Mean Squared Error: 0.5280096503174904
Feature Importances:
MedInc: 0.5235
HouseAge: 0.0521
AveRooms: 0.0494
AveBedrms: 0.0250
Population: 0.0322
AveOccup: 0.1390
Latitude: 0.0900
Longitude: 0.0888


In [4]:
"""Ques 9 :-  Write a Python program to:
● Load the Iris Dataset
● Tune the Decision Tree’s max_depth and min_samples_split using
GridSearchCV
● Print the best parameters and the resulting model accuracy"""

from sklearn.datasets import load_iris
from sklearn.model_selection import train_test_split, GridSearchCV
from sklearn.tree import DecisionTreeClassifier
from sklearn.metrics import accuracy_score

# Load the Iris dataset
iris = load_iris()
X, y = iris.data, iris.target

# Split into training and testing sets
X_train, X_test, y_train, y_test = train_test_split(
    X, y, test_size=0.3, random_state=42
)

# Define the parameter grid
param_grid = {
    'max_depth': [2, 3, 4, 5, None],
    'min_samples_split': [2, 3, 4, 5, 10]
}

# Initialize Decision Tree Classifier
clf = DecisionTreeClassifier(criterion="gini", random_state=42)

# Perform GridSearchCV
grid_search = GridSearchCV(estimator=clf, param_grid=param_grid, cv=5, scoring='accuracy')
grid_search.fit(X_train, y_train)

# Get best parameters
best_params = grid_search.best_params_
print("Best Parameters:", best_params)

# Evaluate accuracy with best model
best_model = grid_search.best_estimator_
y_pred = best_model.predict(X_test)
accuracy = accuracy_score(y_test, y_pred)
print("Model Accuracy with Best Parameters:", accuracy)
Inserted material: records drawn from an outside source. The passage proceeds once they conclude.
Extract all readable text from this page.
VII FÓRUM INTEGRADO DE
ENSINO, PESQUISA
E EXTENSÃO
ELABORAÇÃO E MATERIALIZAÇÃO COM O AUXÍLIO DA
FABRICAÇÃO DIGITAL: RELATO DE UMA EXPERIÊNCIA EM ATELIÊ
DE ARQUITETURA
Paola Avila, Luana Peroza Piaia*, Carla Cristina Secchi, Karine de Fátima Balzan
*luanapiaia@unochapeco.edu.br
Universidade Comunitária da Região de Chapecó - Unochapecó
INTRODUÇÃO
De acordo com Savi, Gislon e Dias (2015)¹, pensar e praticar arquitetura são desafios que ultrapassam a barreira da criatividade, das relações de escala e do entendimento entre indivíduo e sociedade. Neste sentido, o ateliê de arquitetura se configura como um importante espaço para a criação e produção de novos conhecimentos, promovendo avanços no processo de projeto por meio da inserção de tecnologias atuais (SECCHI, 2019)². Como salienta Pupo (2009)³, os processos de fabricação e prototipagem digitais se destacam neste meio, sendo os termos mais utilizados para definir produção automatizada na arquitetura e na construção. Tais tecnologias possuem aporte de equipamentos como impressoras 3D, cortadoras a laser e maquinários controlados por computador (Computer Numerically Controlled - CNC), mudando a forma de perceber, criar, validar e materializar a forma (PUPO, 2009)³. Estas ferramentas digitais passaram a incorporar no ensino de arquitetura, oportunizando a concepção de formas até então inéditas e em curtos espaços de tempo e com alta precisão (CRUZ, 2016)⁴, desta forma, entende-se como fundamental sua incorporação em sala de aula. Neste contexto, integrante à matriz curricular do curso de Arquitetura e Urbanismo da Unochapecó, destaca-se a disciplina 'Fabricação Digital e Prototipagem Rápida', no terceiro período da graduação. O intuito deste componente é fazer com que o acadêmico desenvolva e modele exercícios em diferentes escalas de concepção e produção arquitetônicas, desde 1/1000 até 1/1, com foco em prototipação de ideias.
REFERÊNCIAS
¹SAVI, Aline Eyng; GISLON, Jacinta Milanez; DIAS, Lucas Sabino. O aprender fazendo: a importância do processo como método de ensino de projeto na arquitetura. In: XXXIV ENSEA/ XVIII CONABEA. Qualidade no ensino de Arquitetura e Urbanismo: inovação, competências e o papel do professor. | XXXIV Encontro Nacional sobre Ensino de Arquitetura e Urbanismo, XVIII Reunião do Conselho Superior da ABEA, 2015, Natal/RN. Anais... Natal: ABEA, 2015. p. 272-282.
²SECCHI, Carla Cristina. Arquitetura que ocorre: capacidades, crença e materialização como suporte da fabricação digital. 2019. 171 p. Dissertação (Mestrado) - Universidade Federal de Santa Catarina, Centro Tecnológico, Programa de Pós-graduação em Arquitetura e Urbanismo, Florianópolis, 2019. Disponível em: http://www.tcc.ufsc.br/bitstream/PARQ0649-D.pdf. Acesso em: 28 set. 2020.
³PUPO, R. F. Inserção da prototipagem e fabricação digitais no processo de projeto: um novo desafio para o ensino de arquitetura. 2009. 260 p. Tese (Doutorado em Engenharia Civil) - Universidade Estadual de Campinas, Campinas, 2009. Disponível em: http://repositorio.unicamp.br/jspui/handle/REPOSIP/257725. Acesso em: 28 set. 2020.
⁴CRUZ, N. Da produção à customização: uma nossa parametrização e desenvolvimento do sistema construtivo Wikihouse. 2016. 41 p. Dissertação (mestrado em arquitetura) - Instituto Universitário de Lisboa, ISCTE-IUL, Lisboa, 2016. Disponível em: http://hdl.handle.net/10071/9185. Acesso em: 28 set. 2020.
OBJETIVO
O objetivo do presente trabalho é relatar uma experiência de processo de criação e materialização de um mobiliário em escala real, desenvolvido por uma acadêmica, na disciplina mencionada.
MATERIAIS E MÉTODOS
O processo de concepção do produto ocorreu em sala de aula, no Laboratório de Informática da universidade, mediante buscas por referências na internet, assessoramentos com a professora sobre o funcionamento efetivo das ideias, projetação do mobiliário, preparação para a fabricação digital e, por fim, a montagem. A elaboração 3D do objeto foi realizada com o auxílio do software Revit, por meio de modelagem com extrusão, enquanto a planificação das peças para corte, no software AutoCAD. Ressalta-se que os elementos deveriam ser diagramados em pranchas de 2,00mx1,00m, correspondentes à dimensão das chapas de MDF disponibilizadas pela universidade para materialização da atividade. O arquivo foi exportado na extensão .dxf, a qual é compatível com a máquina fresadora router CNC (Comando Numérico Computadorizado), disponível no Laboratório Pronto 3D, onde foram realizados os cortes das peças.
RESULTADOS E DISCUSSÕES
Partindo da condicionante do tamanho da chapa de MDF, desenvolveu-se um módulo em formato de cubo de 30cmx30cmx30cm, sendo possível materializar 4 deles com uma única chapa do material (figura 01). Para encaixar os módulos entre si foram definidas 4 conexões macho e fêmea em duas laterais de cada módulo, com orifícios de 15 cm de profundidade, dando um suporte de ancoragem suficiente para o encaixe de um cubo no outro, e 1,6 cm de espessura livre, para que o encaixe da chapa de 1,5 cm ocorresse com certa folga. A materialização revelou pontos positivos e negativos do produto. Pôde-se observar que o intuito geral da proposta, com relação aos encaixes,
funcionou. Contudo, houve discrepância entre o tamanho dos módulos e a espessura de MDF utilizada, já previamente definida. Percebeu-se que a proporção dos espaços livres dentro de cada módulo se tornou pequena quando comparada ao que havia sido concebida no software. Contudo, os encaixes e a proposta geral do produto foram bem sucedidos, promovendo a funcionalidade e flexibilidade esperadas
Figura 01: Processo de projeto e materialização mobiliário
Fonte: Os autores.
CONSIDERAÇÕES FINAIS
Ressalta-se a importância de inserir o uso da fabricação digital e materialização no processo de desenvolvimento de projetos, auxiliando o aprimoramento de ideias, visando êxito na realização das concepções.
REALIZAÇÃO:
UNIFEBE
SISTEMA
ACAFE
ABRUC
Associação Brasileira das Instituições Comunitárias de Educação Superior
Best Parameters: {'max_depth': 4, 'min_samples_split': 10}
Model Accuracy with Best Parameters: 1.0


Ques 10 :- Imagine you’re working as a data scientist for a healthcare company that
wants to predict whether a patient has a certain disease. You have a large dataset with
mixed data types and some missing values.
Explain the step-by-step process you would follow to:

● Handle the missing values

● Encode the categorical features

● Train a Decision Tree model

● Tune its hyperparameters

● Evaluate its performance

And describe what business value this model could provide in the real-world
setting.

Answer:- To build a disease prediction model with decision trees, I would first handle missing values by imputing numerical features with mean or median values and categorical features with the most frequent category or an “Unknown” label, ensuring no patient records are lost. Next, I would encode categorical features using label encoding for ordinal variables and one‑hot encoding for nominal ones so the model can process them numerically. Then, I would train a Decision Tree Classifier on the cleaned dataset, splitting it into training and testing sets to evaluate performance. To improve generalization, I would tune hyperparameters such as max_depth, min_samples_split, and min_samples_leaf using GridSearchCV or RandomizedSearchCV. Finally, I would evaluate the model using metrics like accuracy, precision, recall, F1‑score, and a confusion matrix, with particular emphasis on recall to minimize missed diagnoses. In a real‑world healthcare setting, such a model provides business value by helping doctors identify high‑risk patients earlier, improving treatment outcomes, reducing unnecessary diagnostic costs, and offering interpretable decision rules that support compliance and trust in clinical decision‑making.